Analysis of the case study data shows that while in some instances it is quite clear that the criminal activity is being carried out by a fraudster there are many cases where the distinction between fraudster and victim is not so straightforward.
If a company has been targeted several times by a person using a payment card and the bookings show various email addresses, IP addresses, and passenger names, then the likelihood is that the card holder has been the victim of an organised fraud.

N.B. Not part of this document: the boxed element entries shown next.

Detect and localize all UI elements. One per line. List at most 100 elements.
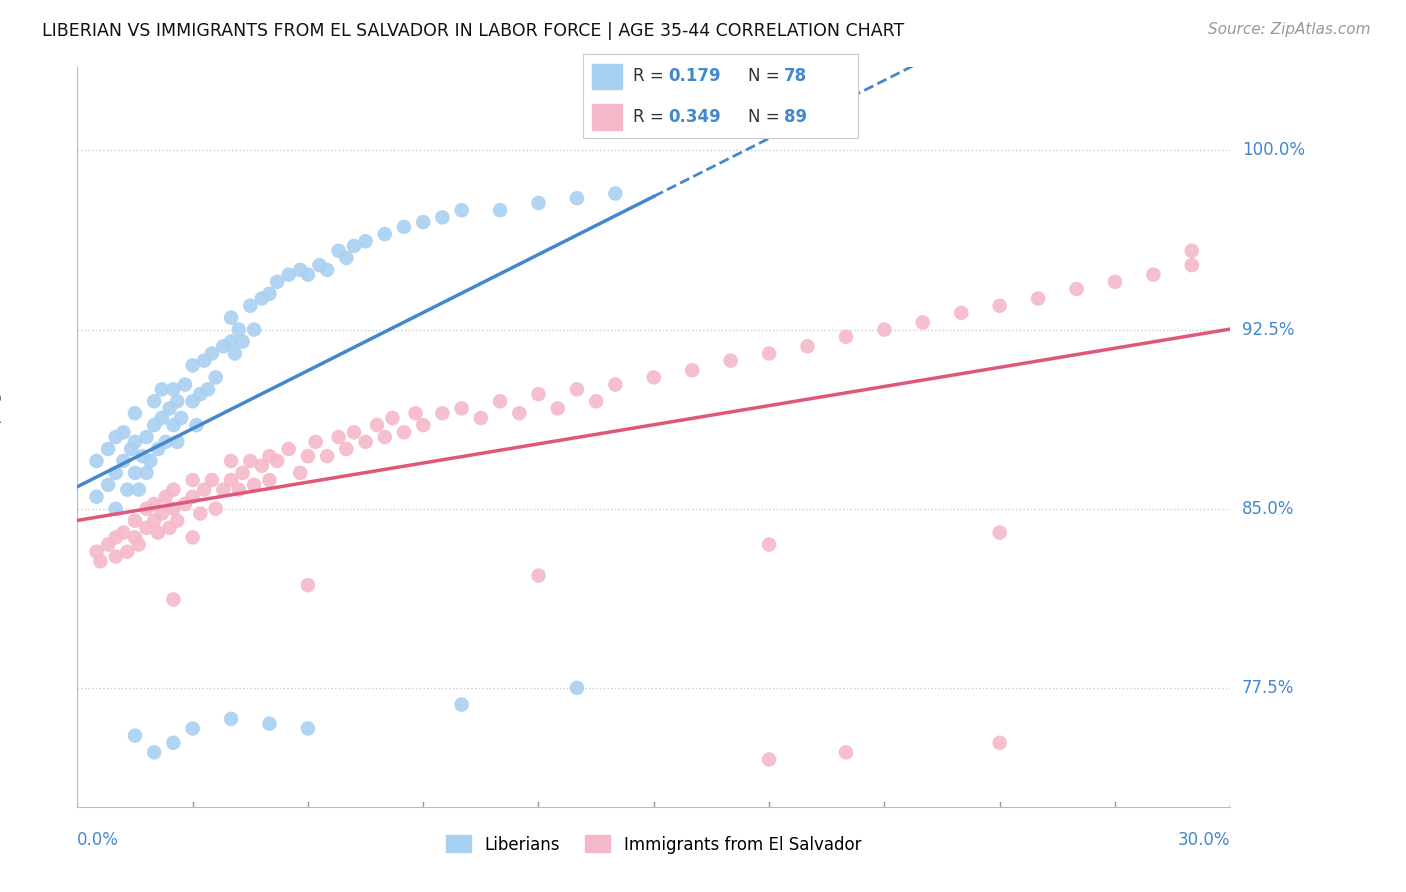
Point: [290, 263, 312, 277]
Point: [188, 387, 211, 401]
Point: [143, 514, 166, 528]
Point: [139, 454, 162, 468]
Point: [392, 219, 415, 234]
Point: [212, 483, 235, 497]
Point: [277, 268, 299, 282]
Point: [565, 382, 588, 396]
Point: [1181, 258, 1204, 272]
Point: [104, 466, 127, 480]
Point: [162, 483, 184, 497]
Point: [527, 568, 550, 582]
Point: [193, 483, 215, 497]
Point: [112, 454, 135, 468]
Point: [950, 306, 973, 320]
Text: LIBERIAN VS IMMIGRANTS FROM EL SALVADOR IN LABOR FORCE | AGE 35-44 CORRELATION C: LIBERIAN VS IMMIGRANTS FROM EL SALVADOR …: [42, 22, 904, 40]
Point: [219, 310, 242, 325]
Point: [911, 315, 934, 329]
Point: [412, 418, 434, 433]
Point: [259, 716, 281, 731]
Point: [228, 323, 250, 337]
Point: [259, 449, 281, 463]
Point: [162, 501, 184, 516]
Point: [104, 549, 127, 564]
Point: [162, 382, 184, 396]
Point: [224, 346, 246, 360]
Point: [201, 473, 224, 487]
Point: [450, 401, 472, 416]
Point: [212, 339, 235, 353]
Text: 0.179: 0.179: [668, 68, 721, 86]
Point: [97, 478, 120, 492]
Point: [354, 434, 377, 449]
Point: [290, 466, 312, 480]
Point: [758, 537, 780, 551]
Text: In Labor Force | Age 35-44: In Labor Force | Age 35-44: [0, 327, 1, 547]
Point: [527, 387, 550, 401]
Point: [259, 286, 281, 301]
Point: [297, 578, 319, 592]
Point: [681, 363, 703, 377]
Point: [204, 501, 226, 516]
Point: [335, 251, 357, 265]
Point: [86, 454, 108, 468]
Point: [988, 736, 1011, 750]
Point: [181, 722, 204, 736]
Point: [186, 418, 208, 433]
Point: [316, 449, 339, 463]
Point: [162, 736, 184, 750]
Point: [250, 458, 273, 473]
Legend: Liberians, Immigrants from El Salvador: Liberians, Immigrants from El Salvador: [439, 827, 869, 862]
Point: [297, 268, 319, 282]
Text: 0.349: 0.349: [668, 108, 721, 126]
Point: [643, 370, 665, 384]
Point: [219, 454, 242, 468]
Point: [128, 483, 150, 497]
Point: [297, 722, 319, 736]
Point: [1066, 282, 1088, 296]
Point: [266, 275, 288, 289]
Point: [97, 442, 120, 456]
Text: 77.5%: 77.5%: [1241, 679, 1294, 697]
Point: [112, 425, 135, 440]
Point: [232, 466, 254, 480]
Point: [796, 339, 818, 353]
Point: [259, 473, 281, 487]
Point: [432, 406, 454, 420]
Text: R =: R =: [633, 108, 669, 126]
Point: [374, 430, 396, 444]
Point: [159, 521, 181, 535]
Point: [86, 490, 108, 504]
Point: [124, 466, 146, 480]
Point: [135, 501, 157, 516]
Point: [565, 681, 588, 695]
Point: [1142, 268, 1164, 282]
Point: [188, 507, 211, 521]
Point: [489, 394, 512, 409]
Point: [143, 497, 166, 511]
Text: N =: N =: [748, 68, 785, 86]
Point: [159, 401, 181, 416]
Point: [277, 442, 299, 456]
Point: [335, 442, 357, 456]
Text: 100.0%: 100.0%: [1241, 142, 1305, 160]
Point: [547, 401, 569, 416]
Text: R =: R =: [633, 68, 669, 86]
Point: [835, 330, 858, 344]
Point: [366, 418, 388, 433]
Point: [250, 292, 273, 306]
Point: [1026, 292, 1049, 306]
Bar: [592, 104, 621, 130]
Point: [170, 411, 193, 425]
Point: [1104, 275, 1126, 289]
Point: [174, 377, 197, 392]
Point: [181, 473, 204, 487]
Point: [565, 191, 588, 205]
Point: [86, 545, 108, 559]
Point: [124, 406, 146, 420]
Point: [193, 353, 215, 368]
Point: [1181, 244, 1204, 258]
Text: 30.0%: 30.0%: [1178, 831, 1230, 849]
Point: [232, 334, 254, 349]
Point: [450, 698, 472, 712]
Point: [412, 215, 434, 229]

One of the most commonly encountered situations is where the card holder has had their details misused and is not the fraudster. When this situation arises the fraudster is likely to be one of the other passengers travelling in the party. This is especially true of serious criminals who are making use of the services illegally obtained but are trying to remain hidden by not appearing as the lead passenger or person making the payment. Where a company is repeatedly targeted a frequent fraudster is likely to pop up on many bookings and may raise suspicion, but never enough to confirm the actual identity of who the fraudster is.
In some cases the fraudster does not appear on the booking at all. This occurs when they act as ‘the travel agent’ offering their services to organise travel arrangements from an airline for an innocent party, fulfilling the services requested and taking the innocent victims money, but purchasing the elements of the services from the airline on stolen credit cards. This is particularly common when defrauding airlines of tickets.
This situation creates three potential victims in one transaction, the individual that has purchased their travel arrangements in good faith only to find out that they have taken part in a fraudulent booking, the defrauded card holder and the airline or hotel that eventually receives a chargeback. In some cases the airline or hotel may permit the travel arrangements to be used, but only if further payment is made.
Another type of payment fraud that arises in travel is where the card holder has committed fraud themselves as they are looking for a free holiday exploiting the credit card refund provisions in section 75 of the Consumer Credit Act. This is type of fraud is usually referred to as a chargeback and typically occurs when groups of people travel together.
The concluding fact is that it is not always clear who is the innocent victim and who is the fraudster.